Setelah beberapa saat, Aiden melepaskan pelukannya dan menatap Ziva. Wajahnya tidak lagi sekaku biasanya. Ada kejujuran yang langka di sana.
"Sekarang kau tahu kenapa aku begitu posesif. Kenapa aku kehilangan akal sehat saat Lorenzo mengirimkan fotomu," ucap Aiden. "Aku tidak akan membiarkan sejarah berulang. Aku tidak akan membiarkan mereka mengambil apa yang menjadi milikku lagi."
Ziva tersenyum tipis, menghapus air mata di sudut mata Aiden dengan jempolnya. "Ya udah, mulai sekarang jangan dipikirin terus kotak usang ini. Kita fokus aja gimana caranya bikin Lorenzo ngerasain ulekan batu gue."
Aiden terkekeh pelan. "Kau benar. Kesedihan adalah kemewahan yang tidak bisa dinikmati oleh seorang naga di tengah perang."
Di saat yang bersamaan, di atas permukaan rumah aman tersebut, alarm sensor laser berbunyi sangat pelan. Marco segera mengirimkan pesan ke tablet Aiden.
"Tuan, ada pergerakan di sektor timur. Tampaknya Lorenzo mengirimkan unit khusus 'The Wraith'. Mereka bukan pembunuh bayaran biasa. Mereka adalah unit yang dulu melatih ayah Anda."
Aiden membaca pesan itu, dan seketika itu juga, tatapan hangatnya menghilang, digantikan oleh kedinginan yang lebih tajam dari sebelumnya. Ia menutup kotak kayunya, menguncinya, dan berdiri.

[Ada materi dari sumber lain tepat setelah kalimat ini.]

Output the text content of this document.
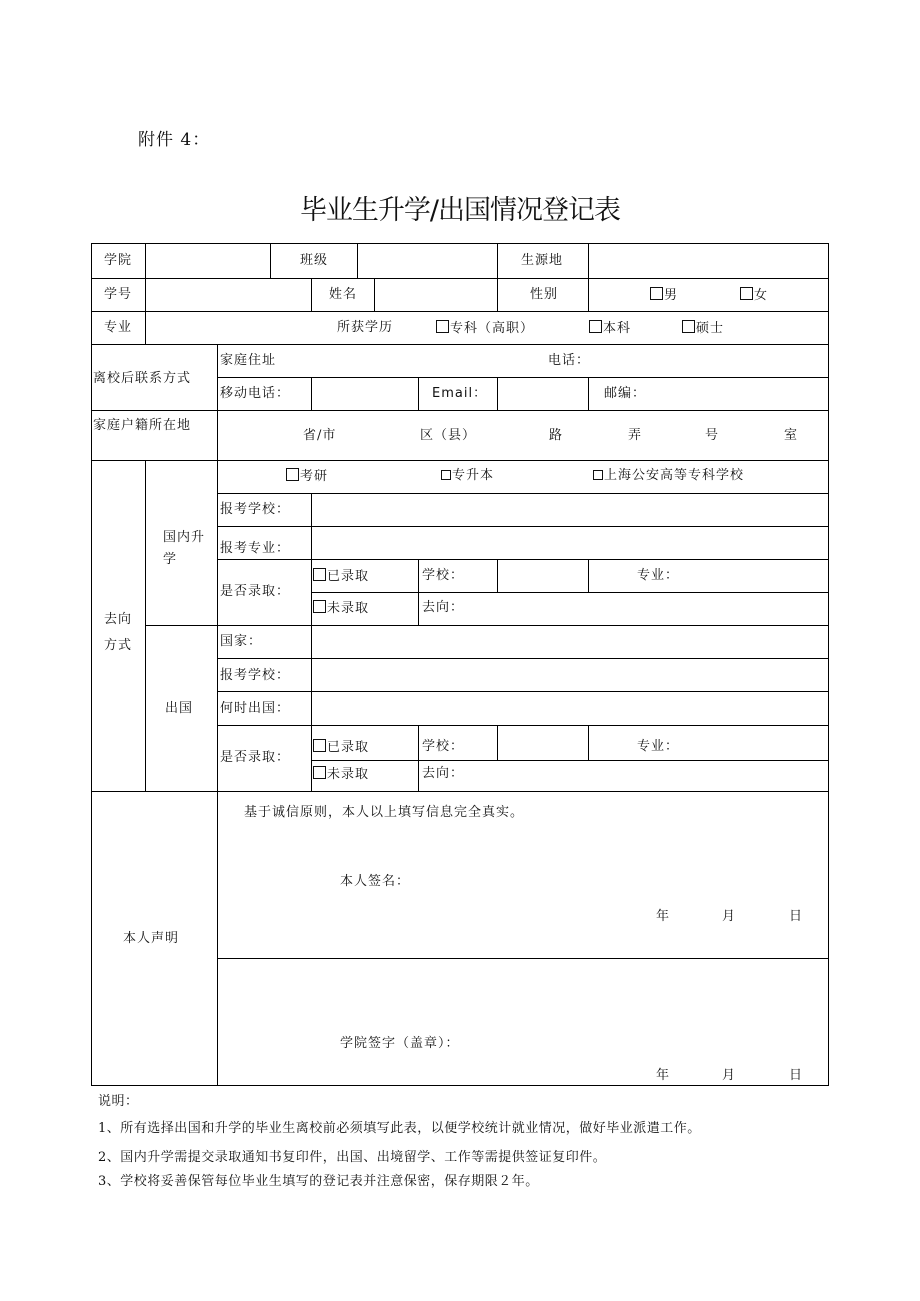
附件 4：
毕业生升学/出国情况登记表
学院	班级	生源地
学号	姓名	性别	男	女
专业	所获学历	专科（高职）	本科	硕士
离校后联系方式
家庭住址	电话：
移动电话：	Email：	邮编：
家庭户籍所在地
省/市	区（县）	路	弄	号	室
去向方式
国内升学
考研	专升本	上海公安高等专科学校
报考学校：
报考专业：
是否录取：
已录取	学校：	专业：
未录取	去向：
出国
国家：
报考学校：
何时出国：
是否录取：
已录取	学校：	专业：
未录取	去向：
本人声明
基于诚信原则，本人以上填写信息完全真实。
本人签名：
年	月	日
学院签字（盖章）：
年	月	日
说明：
1、所有选择出国和升学的毕业生离校前必须填写此表，以便学校统计就业情况，做好毕业派遣工作。
2、国内升学需提交录取通知书复印件，出国、出境留学、工作等需提供签证复印件。
3、学校将妥善保管每位毕业生填写的登记表并注意保密，保存期限２年。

"Masa lalu benar-benar tidak ingin aku melupakannya," ucap Aiden sambil meraih pistol bunga matahari yang ia siapkan untuk Ziva. "Pakai sandal jepitmu, Ziva. Kita harus bergerak. Hantu dari Sankt Peterburg telah datang ke Sisilia."
Ziva segera memakai sandalnya dengan cepat. Ia tahu, babak baru dalam perang ini bukan lagi soal wilayah kekuasaan, tapi soal penyelesaian dendam yang sudah berusia puluhan tahun. Aiden tidak lagi bertarung sebagai pemimpin mafia, tapi sebagai anak laki-laki dari Sankt Peterburg yang kini sudah memiliki sesuatu untuk dilindungi.
"Gue siap, Bang. Hantu atau setan, gue ulek semuanya," tegas Ziva.
Aiden menatap Ziva terakhir kalinya sebelum membuka pintu rahasia. "Jangan pernah tinggalkan sisiku. Malam ini, naga ini akan membakar masa lalunya sekali dan untuk selamanya."
Hujan di luar semakin menderu, menyamarkan suara langkah kaki unit 'The Wraith' yang merayap di antara pohon zaitun. Di dalam kegelapan bawah tanah, Aiden Volkov telah bangkit dari abu masa lalunya, lebih berbahaya dan lebih bertekad daripada sebelumnya.